A cosa si riferisce?
«Voler imporre per decreto l'election day e obbligare gli italiani a votare insieme per le elezioni politiche e per quelle amministrative, mi sembra un pessimo inizio di dialogo. In alcuni casi, i cittadini si troveranno in mano fino a sei schede elettorali, con sistemi elettorali diversi e quasi certamente con alleanze politiche diverse. Mi sembra una mossa disperata per confondere le acque e nascondere tutte le difficoltà che ci sono tra il Pd e la sinistra». (...)
Il governo Prodi lascia un piccolo tesoretto (...) Se lei vincesse le elezioni si troverebbe comunque di fronte a sfide molto difficili: (...) come pensa di affrontare le nubi che si addensano sull'Italia?

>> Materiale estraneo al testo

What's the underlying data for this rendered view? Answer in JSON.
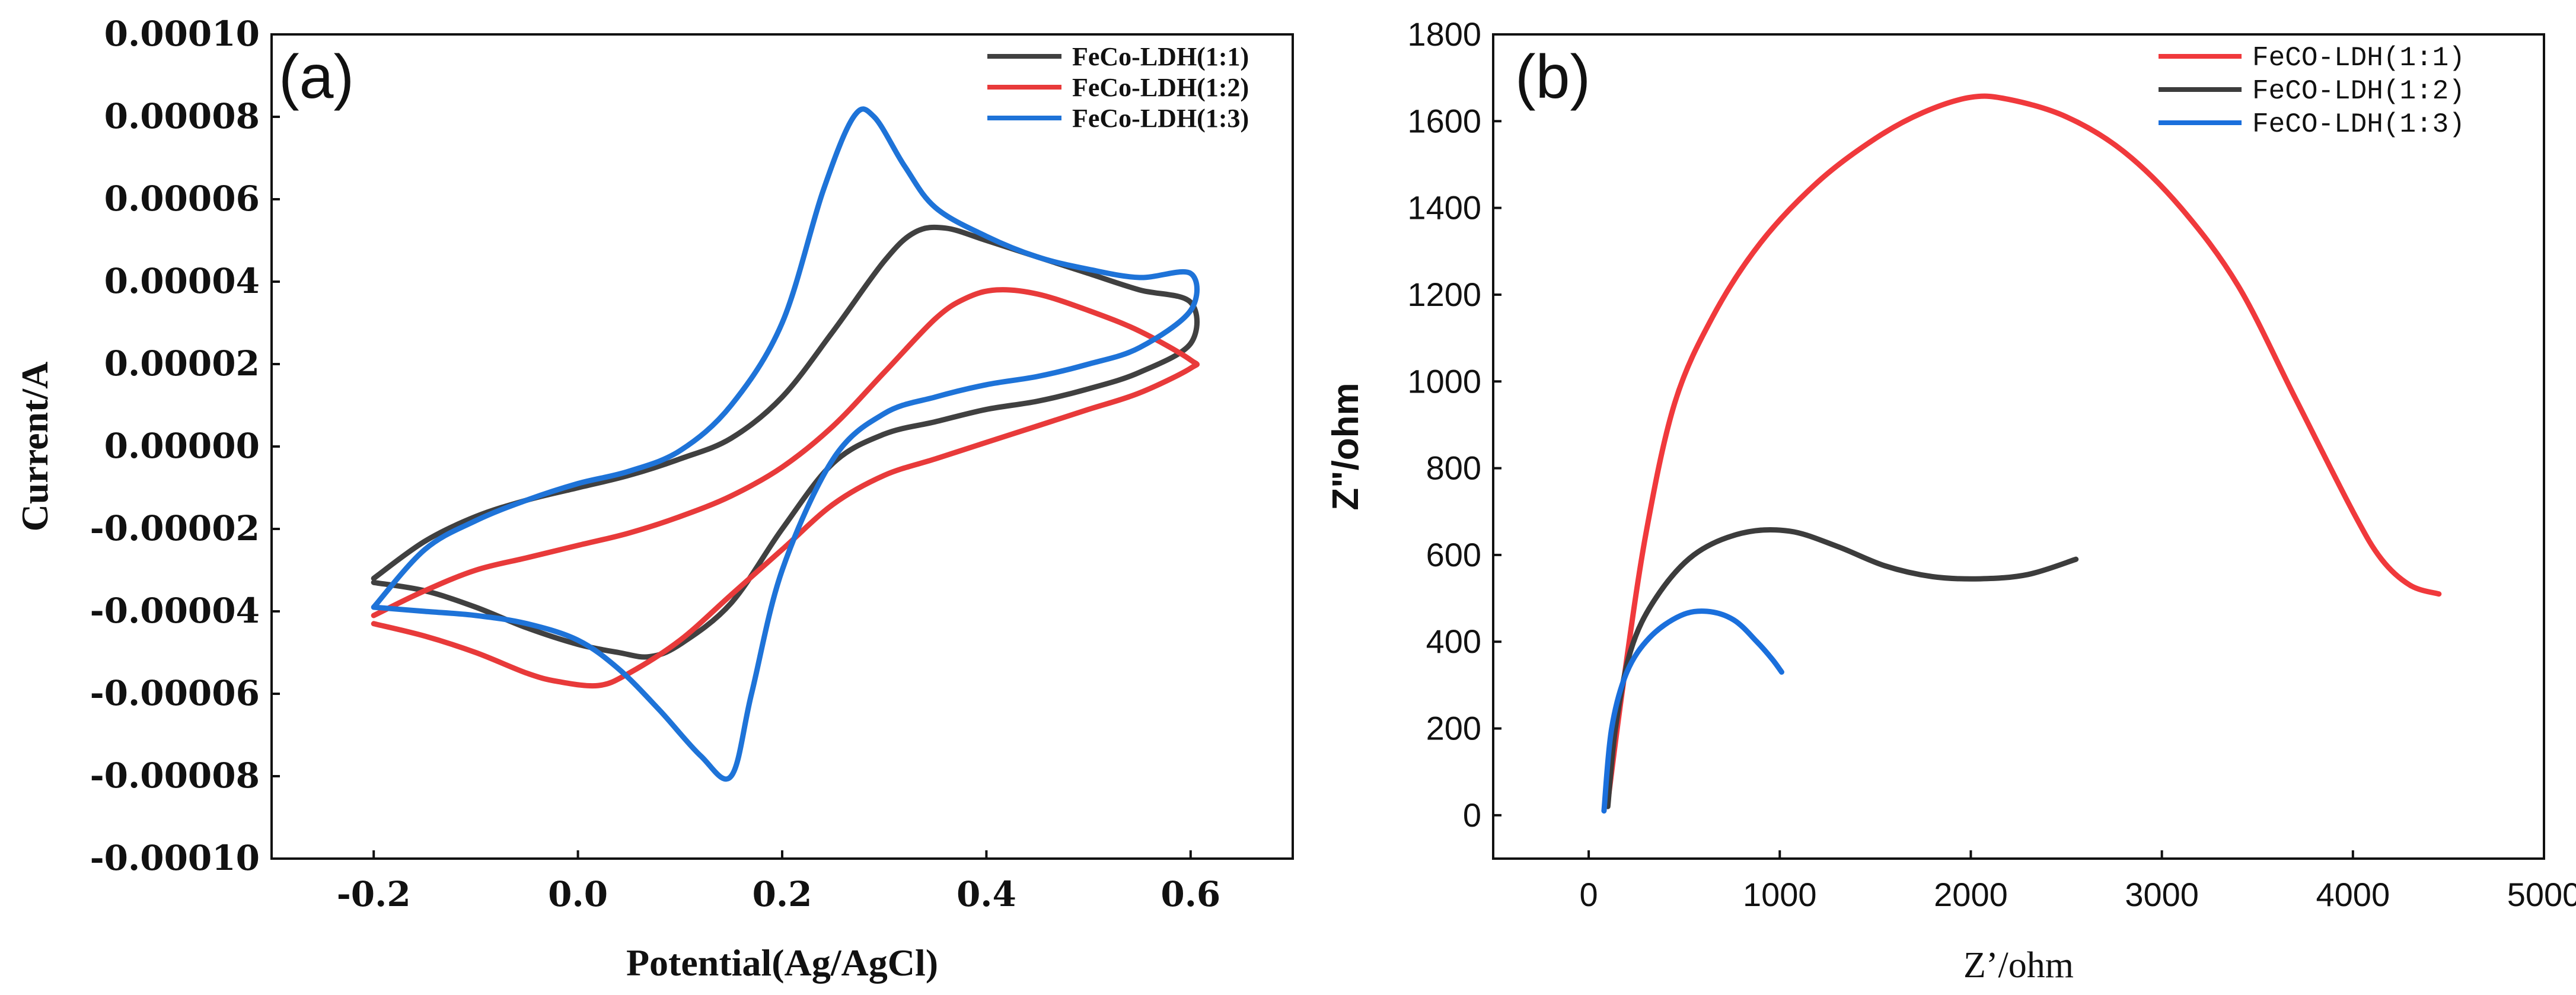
{
  "chart_data": [
    {
      "id": "a",
      "type": "line",
      "panel_label": "(a)",
      "title": "",
      "xlabel": "Potential(Ag/AgCl)",
      "ylabel": "Current/A",
      "xlim": [
        -0.3,
        0.7
      ],
      "ylim": [
        -0.0001,
        0.0001
      ],
      "xticks": [
        -0.2,
        0.0,
        0.2,
        0.4,
        0.6
      ],
      "xtick_labels": [
        "-0.2",
        "0.0",
        "0.2",
        "0.4",
        "0.6"
      ],
      "yticks": [
        0.0001,
        8e-05,
        6e-05,
        4e-05,
        2e-05,
        0.0,
        -2e-05,
        -4e-05,
        -6e-05,
        -8e-05,
        -0.0001
      ],
      "ytick_labels": [
        "0.00010",
        "0.00008",
        "0.00006",
        "0.00004",
        "0.00002",
        "0.00000",
        "-0.00002",
        "-0.00004",
        "-0.00006",
        "-0.00008",
        "-0.00010"
      ],
      "legend_position": "top-right",
      "series": [
        {
          "name": "FeCo-LDH(1:1)",
          "color": "#404040",
          "points": [
            [
              -0.2,
              -3.2e-05
            ],
            [
              -0.15,
              -2.3e-05
            ],
            [
              -0.1,
              -1.7e-05
            ],
            [
              -0.05,
              -1.3e-05
            ],
            [
              0.0,
              -1e-05
            ],
            [
              0.05,
              -7e-06
            ],
            [
              0.1,
              -3e-06
            ],
            [
              0.15,
              2e-06
            ],
            [
              0.2,
              1.2e-05
            ],
            [
              0.25,
              2.8e-05
            ],
            [
              0.3,
              4.5e-05
            ],
            [
              0.33,
              5.2e-05
            ],
            [
              0.36,
              5.3e-05
            ],
            [
              0.4,
              5e-05
            ],
            [
              0.45,
              4.6e-05
            ],
            [
              0.5,
              4.2e-05
            ],
            [
              0.55,
              3.8e-05
            ],
            [
              0.6,
              3.5e-05
            ],
            [
              0.6,
              2.5e-05
            ],
            [
              0.55,
              1.8e-05
            ],
            [
              0.5,
              1.4e-05
            ],
            [
              0.45,
              1.1e-05
            ],
            [
              0.4,
              9e-06
            ],
            [
              0.35,
              6e-06
            ],
            [
              0.3,
              3e-06
            ],
            [
              0.25,
              -4e-06
            ],
            [
              0.2,
              -2e-05
            ],
            [
              0.15,
              -3.8e-05
            ],
            [
              0.1,
              -4.8e-05
            ],
            [
              0.07,
              -5.1e-05
            ],
            [
              0.04,
              -5e-05
            ],
            [
              0.0,
              -4.8e-05
            ],
            [
              -0.05,
              -4.4e-05
            ],
            [
              -0.1,
              -3.9e-05
            ],
            [
              -0.15,
              -3.5e-05
            ],
            [
              -0.2,
              -3.3e-05
            ]
          ]
        },
        {
          "name": "FeCo-LDH(1:2)",
          "color": "#e83a3a",
          "points": [
            [
              -0.2,
              -4.1e-05
            ],
            [
              -0.15,
              -3.5e-05
            ],
            [
              -0.1,
              -3e-05
            ],
            [
              -0.05,
              -2.7e-05
            ],
            [
              0.0,
              -2.4e-05
            ],
            [
              0.05,
              -2.1e-05
            ],
            [
              0.1,
              -1.7e-05
            ],
            [
              0.15,
              -1.2e-05
            ],
            [
              0.2,
              -5e-06
            ],
            [
              0.25,
              5e-06
            ],
            [
              0.3,
              1.8e-05
            ],
            [
              0.35,
              3.1e-05
            ],
            [
              0.38,
              3.6e-05
            ],
            [
              0.41,
              3.8e-05
            ],
            [
              0.45,
              3.7e-05
            ],
            [
              0.5,
              3.3e-05
            ],
            [
              0.55,
              2.8e-05
            ],
            [
              0.6,
              2.1e-05
            ],
            [
              0.6,
              1.9e-05
            ],
            [
              0.55,
              1.3e-05
            ],
            [
              0.5,
              9e-06
            ],
            [
              0.45,
              5e-06
            ],
            [
              0.4,
              1e-06
            ],
            [
              0.35,
              -3e-06
            ],
            [
              0.3,
              -7e-06
            ],
            [
              0.25,
              -1.4e-05
            ],
            [
              0.2,
              -2.5e-05
            ],
            [
              0.15,
              -3.6e-05
            ],
            [
              0.1,
              -4.7e-05
            ],
            [
              0.05,
              -5.5e-05
            ],
            [
              0.02,
              -5.8e-05
            ],
            [
              -0.02,
              -5.7e-05
            ],
            [
              -0.05,
              -5.5e-05
            ],
            [
              -0.1,
              -5e-05
            ],
            [
              -0.15,
              -4.6e-05
            ],
            [
              -0.2,
              -4.3e-05
            ]
          ]
        },
        {
          "name": "FeCo-LDH(1:3)",
          "color": "#1e73d8",
          "points": [
            [
              -0.2,
              -3.9e-05
            ],
            [
              -0.15,
              -2.5e-05
            ],
            [
              -0.1,
              -1.8e-05
            ],
            [
              -0.05,
              -1.3e-05
            ],
            [
              0.0,
              -9e-06
            ],
            [
              0.05,
              -6e-06
            ],
            [
              0.1,
              -1e-06
            ],
            [
              0.15,
              1e-05
            ],
            [
              0.2,
              3e-05
            ],
            [
              0.24,
              6.2e-05
            ],
            [
              0.27,
              8e-05
            ],
            [
              0.29,
              8e-05
            ],
            [
              0.32,
              6.8e-05
            ],
            [
              0.35,
              5.8e-05
            ],
            [
              0.4,
              5.1e-05
            ],
            [
              0.45,
              4.6e-05
            ],
            [
              0.5,
              4.3e-05
            ],
            [
              0.55,
              4.1e-05
            ],
            [
              0.6,
              4.2e-05
            ],
            [
              0.6,
              3.3e-05
            ],
            [
              0.55,
              2.4e-05
            ],
            [
              0.5,
              2e-05
            ],
            [
              0.45,
              1.7e-05
            ],
            [
              0.4,
              1.5e-05
            ],
            [
              0.35,
              1.2e-05
            ],
            [
              0.3,
              8e-06
            ],
            [
              0.25,
              -3e-06
            ],
            [
              0.2,
              -3e-05
            ],
            [
              0.17,
              -6e-05
            ],
            [
              0.15,
              -8e-05
            ],
            [
              0.12,
              -7.5e-05
            ],
            [
              0.08,
              -6.4e-05
            ],
            [
              0.04,
              -5.4e-05
            ],
            [
              0.0,
              -4.7e-05
            ],
            [
              -0.05,
              -4.3e-05
            ],
            [
              -0.1,
              -4.1e-05
            ],
            [
              -0.15,
              -4e-05
            ],
            [
              -0.2,
              -3.9e-05
            ]
          ]
        }
      ]
    },
    {
      "id": "b",
      "type": "line",
      "panel_label": "(b)",
      "title": "",
      "xlabel": "Z’/ohm",
      "ylabel": "Z\"/ohm",
      "xlim": [
        -500,
        5000
      ],
      "ylim": [
        -100,
        1800
      ],
      "xticks": [
        0,
        1000,
        2000,
        3000,
        4000,
        5000
      ],
      "xtick_labels": [
        "0",
        "1000",
        "2000",
        "3000",
        "4000",
        "5000"
      ],
      "yticks": [
        0,
        200,
        400,
        600,
        800,
        1000,
        1200,
        1400,
        1600,
        1800
      ],
      "ytick_labels": [
        "0",
        "200",
        "400",
        "600",
        "800",
        "1000",
        "1200",
        "1400",
        "1600",
        "1800"
      ],
      "legend_position": "top-right",
      "series": [
        {
          "name": "FeCO-LDH(1:1)",
          "color": "#f0393c",
          "points": [
            [
              100,
              30
            ],
            [
              180,
              300
            ],
            [
              300,
              650
            ],
            [
              450,
              950
            ],
            [
              650,
              1150
            ],
            [
              900,
              1320
            ],
            [
              1200,
              1460
            ],
            [
              1500,
              1560
            ],
            [
              1750,
              1620
            ],
            [
              2000,
              1655
            ],
            [
              2200,
              1650
            ],
            [
              2500,
              1610
            ],
            [
              2800,
              1530
            ],
            [
              3100,
              1400
            ],
            [
              3400,
              1220
            ],
            [
              3700,
              960
            ],
            [
              4000,
              700
            ],
            [
              4150,
              590
            ],
            [
              4300,
              530
            ],
            [
              4450,
              510
            ]
          ]
        },
        {
          "name": "FeCO-LDH(1:2)",
          "color": "#3c3c3c",
          "points": [
            [
              100,
              20
            ],
            [
              140,
              200
            ],
            [
              220,
              380
            ],
            [
              350,
              500
            ],
            [
              550,
              600
            ],
            [
              800,
              650
            ],
            [
              1050,
              655
            ],
            [
              1300,
              620
            ],
            [
              1550,
              575
            ],
            [
              1800,
              550
            ],
            [
              2050,
              545
            ],
            [
              2300,
              555
            ],
            [
              2550,
              590
            ]
          ]
        },
        {
          "name": "FeCO-LDH(1:3)",
          "color": "#1a6fdc",
          "points": [
            [
              80,
              10
            ],
            [
              120,
              200
            ],
            [
              200,
              330
            ],
            [
              320,
              410
            ],
            [
              480,
              460
            ],
            [
              620,
              470
            ],
            [
              760,
              450
            ],
            [
              880,
              400
            ],
            [
              960,
              360
            ],
            [
              1010,
              330
            ]
          ]
        }
      ]
    }
  ]
}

«Non esiste nessun tesoretto. Lo ha scritto con chiarezza di cifre il più autorevole quotidiano economico, Il Sole 24 Ore, sostenendo che ci sarebbe addirittura un buco di 7 miliardi di euro. Il governo Prodi ha alzato di tre punti la tassazione Irpef. Su base annua, fanno 45 miliardi di euro di maggiori entrate. Sono soldi che sono stati spesi quasi tutti con la logica che anche un ex esponente dell'Unione, Lamberto Dini, ha definito "tassa e spendi". Se va bene, Prodi ha in cassa 2 miliardi di euro invece dei 3-4 previsti: non vorrei che fossero usati anche questi per qualche trovata elettorale. Noi invece nel 2006 lasciammo in eredità i conti dello Stato in ordine e un extragettito cospicuo, circa 14 miliardi, frutto della nostra ultima legge finanziaria. (...) La prima cosa da fare sarà quella di rimettere i soldi nelle tasche dei cittadini e delle famiglie per rilanciare i consumi e con questi l'economia e la creazione di nuovi posti di lavoro. Prodi ha svuotato le tasche dei contribuenti di ogni fascia sociale caricandoli di imposte. Noi dovremo usare la leva fiscale nel modo opposto. E aboliremo subito l'Ici sulla prima casa, come avevamo promesso nel 2006. Ripartiremo subito con le grandi infrastrutture e l'alta velocità, che il governo della sinistra e dei Verdi ha bloccato colpevolmente per due anni. Rilanceremo il Ponte sullo Stretto, i termovalorizzatori, i rigassificatori, e tutte le infrastrutture indispensabili in un paese moderno, dove non sono più ammissibili fenomeni di malgoverno come quello che i cittadini della Campania hanno dovuto e devono subire nello smaltimento dell'immondizia, un’autentica tragica ferita all’immagine internazionale dell'Italia inferta dalla giunta di sinistra guidata da Antonio Bassolino e dal ministro verde Alfonso Pecoraro Scanio». (...)
Cosa pensa della moratoria internazionale sull'aborto lanciata da Giuliano Ferrara? Da presidente del Consiglio, sosterrebbe presso l'Onu la richiesta di emendamento dell'articolo 3 della Dichiarazione universale dei diritti dell’uomo per affermare il diritto alla vita «dal concepimento alla morte naturale»?
«Come lei sa, su queste materie la regola del nostro schieramento politico è la libertà di coscienza. Credo che riconoscere il diritto alla vita "dal concepimento alla morte naturale" sia un principio che l'Onu potrebbe fare proprio, così come ha fatto sulla moratoria per la pena di morte pur dopo un lungo e non facile dibattito».